- Directed by: Gregg Araki
- Written by: Gregg Araki
- Produced by: Gregg Araki
- Starring: Brett Vail
- Edited by: Gregg Araki
- Distributed by: Desperate Pictures
- Release date: 1989;
- Running time: 87 minutes
- Country: United States
- Language: English
- Budget: $5,000

= The Long Weekend (O' Despair) =

1989 film by Gregg Araki

The Long Weekend (O' Despair) (stylized onscreen in lowercase) is a 1989 American low-budget drama film written, produced, edited and directed by Gregg Araki, and starring Brett Vail.

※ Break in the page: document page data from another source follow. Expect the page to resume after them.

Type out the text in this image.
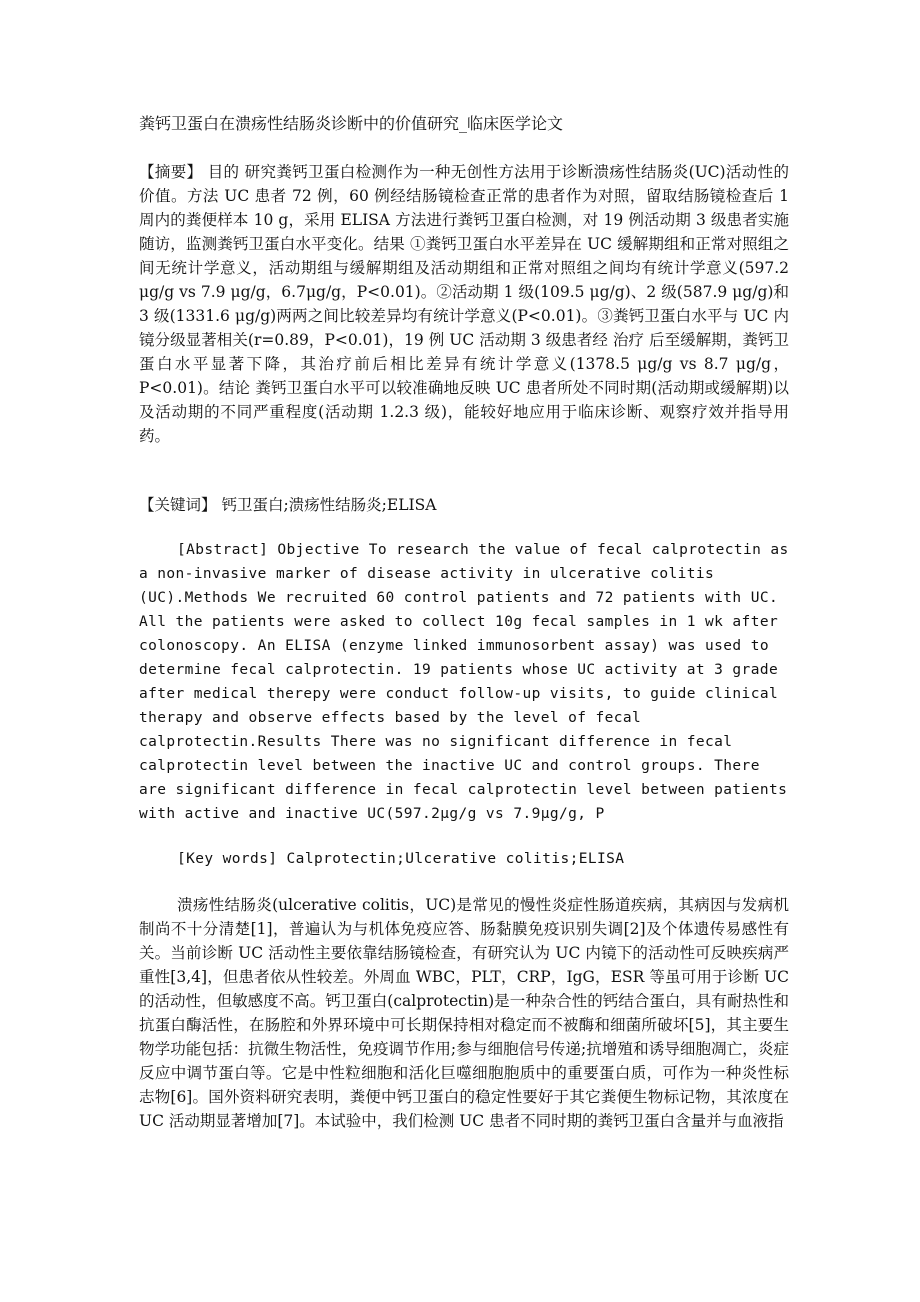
粪钙卫蛋白在溃疡性结肠炎诊断中的价值研究_临床医学论文

【摘要】 目的 研究粪钙卫蛋白检测作为一种无创性方法用于诊断溃疡性结肠炎(UC)活动性的价值。方法 UC 患者 72 例，60 例经结肠镜检查正常的患者作为对照，留取结肠镜检查后 1 周内的粪便样本 10 g，采用 ELISA 方法进行粪钙卫蛋白检测，对 19 例活动期 3 级患者实施随访，监测粪钙卫蛋白水平变化。结果 ①粪钙卫蛋白水平差异在 UC 缓解期组和正常对照组之间无统计学意义，活动期组与缓解期组及活动期组和正常对照组之间均有统计学意义(597.2 μg/g vs 7.9 μg/g，6.7μg/g，P<0.01)。②活动期 1 级(109.5 μg/g)、2 级(587.9 μg/g)和 3 级(1331.6 μg/g)两两之间比较差异均有统计学意义(P<0.01)。③粪钙卫蛋白水平与 UC 内镜分级显著相关(r=0.89，P<0.01)，19 例 UC 活动期 3 级患者经 治疗 后至缓解期，粪钙卫蛋白水平显著下降，其治疗前后相比差异有统计学意义(1378.5 μg/g vs 8.7 μg/g，P<0.01)。结论 粪钙卫蛋白水平可以较准确地反映 UC 患者所处不同时期(活动期或缓解期)以及活动期的不同严重程度(活动期 1.2.3 级)，能较好地应用于临床诊断、观察疗效并指导用药。

【关键词】 钙卫蛋白;溃疡性结肠炎;ELISA

[Abstract] Objective To research the value of fecal calprotectin as a non-invasive marker of disease activity in ulcerative colitis (UC).Methods We recruited 60 control patients and 72 patients with UC. All the patients were asked to collect 10g fecal samples in 1 wk after colonoscopy. An ELISA (enzyme linked immunosorbent assay) was used to determine fecal calprotectin. 19 patients whose UC activity at 3 grade after medical therepy were conduct follow-up visits, to guide clinical therapy and observe effects based by the level of fecal calprotectin.Results There was no significant difference in fecal calprotectin level between the inactive UC and control groups. There are significant difference in fecal calprotectin level between patients with active and inactive UC(597.2μg/g vs 7.9μg/g, P

[Key words] Calprotectin;Ulcerative colitis;ELISA

溃疡性结肠炎(ulcerative colitis，UC)是常见的慢性炎症性肠道疾病，其病因与发病机制尚不十分清楚[1]，普遍认为与机体免疫应答、肠黏膜免疫识别失调[2]及个体遗传易感性有关。当前诊断 UC 活动性主要依靠结肠镜检查，有研究认为 UC 内镜下的活动性可反映疾病严重性[3,4]，但患者依从性较差。外周血 WBC，PLT，CRP，IgG，ESR 等虽可用于诊断 UC 的活动性，但敏感度不高。钙卫蛋白(calprotectin)是一种杂合性的钙结合蛋白，具有耐热性和抗蛋白酶活性，在肠腔和外界环境中可长期保持相对稳定而不被酶和细菌所破坏[5]，其主要生物学功能包括：抗微生物活性，免疫调节作用;参与细胞信号传递;抗增殖和诱导细胞凋亡，炎症反应中调节蛋白等。它是中性粒细胞和活化巨噬细胞胞质中的重要蛋白质，可作为一种炎性标志物[6]。国外资料研究表明，粪便中钙卫蛋白的稳定性要好于其它粪便生物标记物，其浓度在 UC 活动期显著增加[7]。本试验中，我们检测 UC 患者不同时期的粪钙卫蛋白含量并与血液指
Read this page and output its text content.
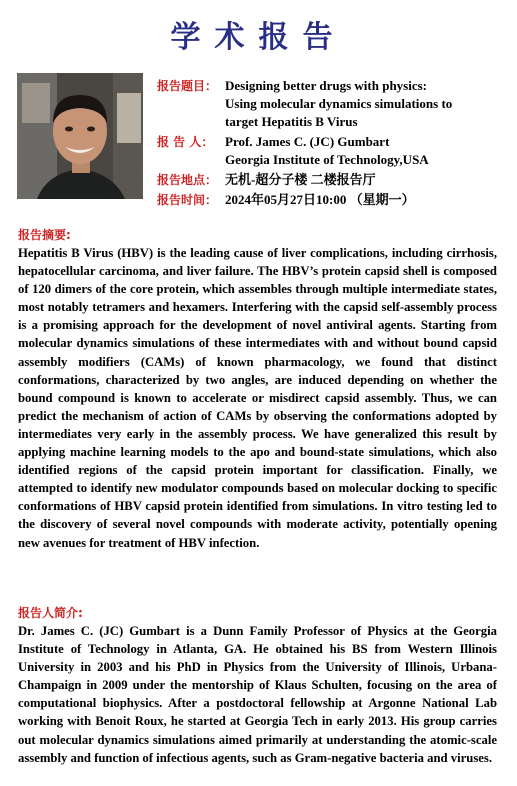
学术报告
报告题目： Designing better drugs with physics:
Using molecular dynamics simulations to
target Hepatitis B Virus
报 告 人： Prof. James C. (JC) Gumbart
Georgia Institute of Technology,USA
报告地点： 无机-超分子楼 二楼报告厅
报告时间： 2024年05月27日10:00 （星期一）
报告摘要:
Hepatitis B Virus (HBV) is the leading cause of liver complications, including cirrhosis, hepatocellular carcinoma, and liver failure. The HBV’s protein capsid shell is composed of 120 dimers of the core protein, which assembles through multiple intermediate states, most notably tetramers and hexamers. Interfering with the capsid self-assembly process is a promising approach for the development of novel antiviral agents. Starting from molecular dynamics simulations of these intermediates with and without bound capsid assembly modifiers (CAMs) of known pharmacology, we found that distinct conformations, characterized by two angles, are induced depending on whether the bound compound is known to accelerate or misdirect capsid assembly. Thus, we can predict the mechanism of action of CAMs by observing the conformations adopted by intermediates very early in the assembly process. We have generalized this result by applying machine learning models to the apo and bound-state simulations, which also identified regions of the capsid protein important for classification. Finally, we attempted to identify new modulator compounds based on molecular docking to specific conformations of HBV capsid protein identified from simulations. In vitro testing led to the discovery of several novel compounds with moderate activity, potentially opening new avenues for treatment of HBV infection.
报告人简介:
Dr. James C. (JC) Gumbart is a Dunn Family Professor of Physics at the Georgia Institute of Technology in Atlanta, GA. He obtained his BS from Western Illinois University in 2003 and his PhD in Physics from the University of Illinois, Urbana-Champaign in 2009 under the mentorship of Klaus Schulten, focusing on the area of computational biophysics. After a postdoctoral fellowship at Argonne National Lab working with Benoit Roux, he started at Georgia Tech in early 2013. His group carries out molecular dynamics simulations aimed primarily at understanding the atomic-scale assembly and function of infectious agents, such as Gram-negative bacteria and viruses.
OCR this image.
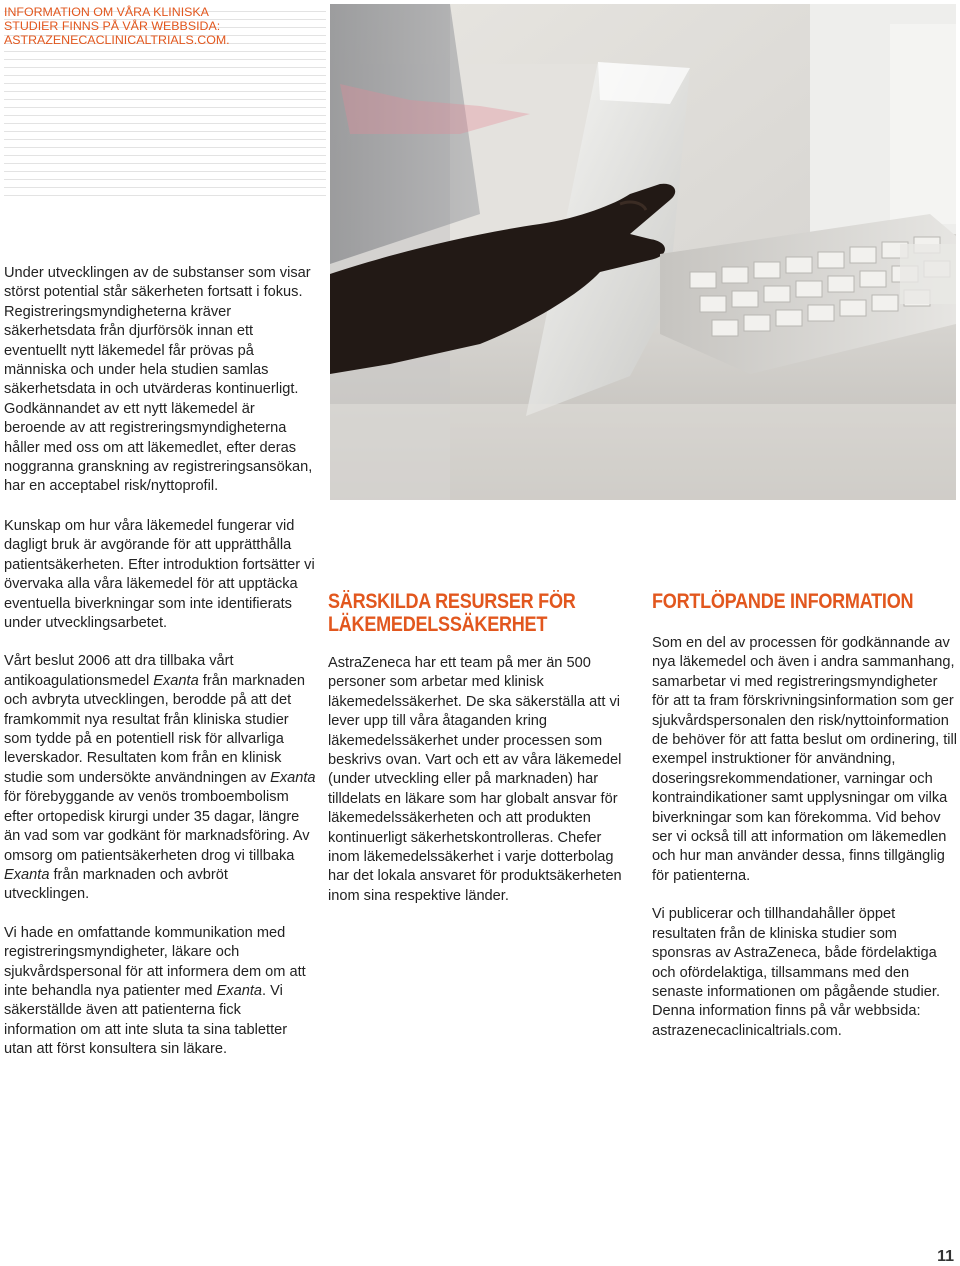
INFORMATION OM VÅRA KLINISKA
STUDIER FINNS PÅ VÅR WEBBSIDA:
ASTRAZENECACLINICALTRIALS.COM.

Under utvecklingen av de substanser som visar störst potential står säkerheten fortsatt i fokus. Registreringsmyndigheterna kräver säkerhetsdata från djurförsök innan ett eventuellt nytt läkemedel får prövas på människa och under hela studien samlas säkerhetsdata in och utvärderas kontinuerligt. Godkännandet av ett nytt läkemedel är beroende av att registreringsmyndigheterna håller med oss om att läkemedlet, efter deras noggranna granskning av registreringsansökan, har en acceptabel risk/nyttoprofil.

Kunskap om hur våra läkemedel fungerar vid dagligt bruk är avgörande för att upprätthålla patientsäkerheten. Efter introduktion fortsätter vi övervaka alla våra läkemedel för att upptäcka eventuella biverkningar som inte identifierats under utvecklingsarbetet.

Vårt beslut 2006 att dra tillbaka vårt antikoagulationsmedel Exanta från marknaden och avbryta utvecklingen, berodde på att det framkommit nya resultat från kliniska studier som tydde på en potentiell risk för allvarliga leverskador. Resultaten kom från en klinisk studie som undersökte användningen av Exanta för förebyggande av venös tromboembolism efter ortopedisk kirurgi under 35 dagar, längre än vad som var godkänt för marknadsföring. Av omsorg om patientsäkerheten drog vi tillbaka Exanta från marknaden och avbröt utvecklingen.

Vi hade en omfattande kommunikation med registreringsmyndigheter, läkare och sjukvårdspersonal för att informera dem om att inte behandla nya patienter med Exanta. Vi säkerställde även att patienterna fick information om att inte sluta ta sina tabletter utan att först konsultera sin läkare.

SÄRSKILDA RESURSER FÖR
LÄKEMEDELSSÄKERHET

AstraZeneca har ett team på mer än 500 personer som arbetar med klinisk läkemedelssäkerhet. De ska säkerställa att vi lever upp till våra åtaganden kring läkemedelssäkerhet under processen som beskrivs ovan. Vart och ett av våra läkemedel (under utveckling eller på marknaden) har tilldelats en läkare som har globalt ansvar för läkemedelssäkerheten och att produkten kontinuerligt säkerhetskontrolleras. Chefer inom läkemedelssäkerhet i varje dotterbolag har det lokala ansvaret för produktsäkerheten inom sina respektive länder.

FORTLÖPANDE INFORMATION

Som en del av processen för godkännande av nya läkemedel och även i andra sammanhang, samarbetar vi med registreringsmyndigheter för att ta fram förskrivningsinformation som ger sjukvårdspersonalen den risk/nyttoinformation de behöver för att fatta beslut om ordinering, till exempel instruktioner för användning, doseringsrekommendationer, varningar och kontraindikationer samt upplysningar om vilka biverkningar som kan förekomma. Vid behov ser vi också till att information om läkemedlen och hur man använder dessa, finns tillgänglig för patienterna.

Vi publicerar och tillhandahåller öppet resultaten från de kliniska studier som sponsras av AstraZeneca, både fördelaktiga och ofördelaktiga, tillsammans med den senaste informationen om pågående studier. Denna information finns på vår webbsida: astrazenecaclinicaltrials.com.

11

The film follows three couples, one gay, one lesbian and one heterosexual, spending a weekend together.

==Cast==
- Bretton Vail as Michael
- Maureen Dondanville as Rachel
- Andrea Beane as Leah
- Nicole Dillenberg as Sara
- Marcus D'Amico as Greg
- Lance Woods as Alex

==Production==
Araki shot The Long Weekend in black and white on a budget of $5,000.

==Reception==
The New York Times reviewer Vincent Canby congratulated Araki for making an attractive-appearing film on a minuscule budget but found the film hard to watch. Faulting the film's "extremely self-conscious, neo-sitcom dialogue", Canby felt that Araki's ingenuity as a filmmaker was not matched by his talent.

The Long Weekend (O' Despair) won the 1989 Los Angeles Film Critics Association Independent-Experimental Award.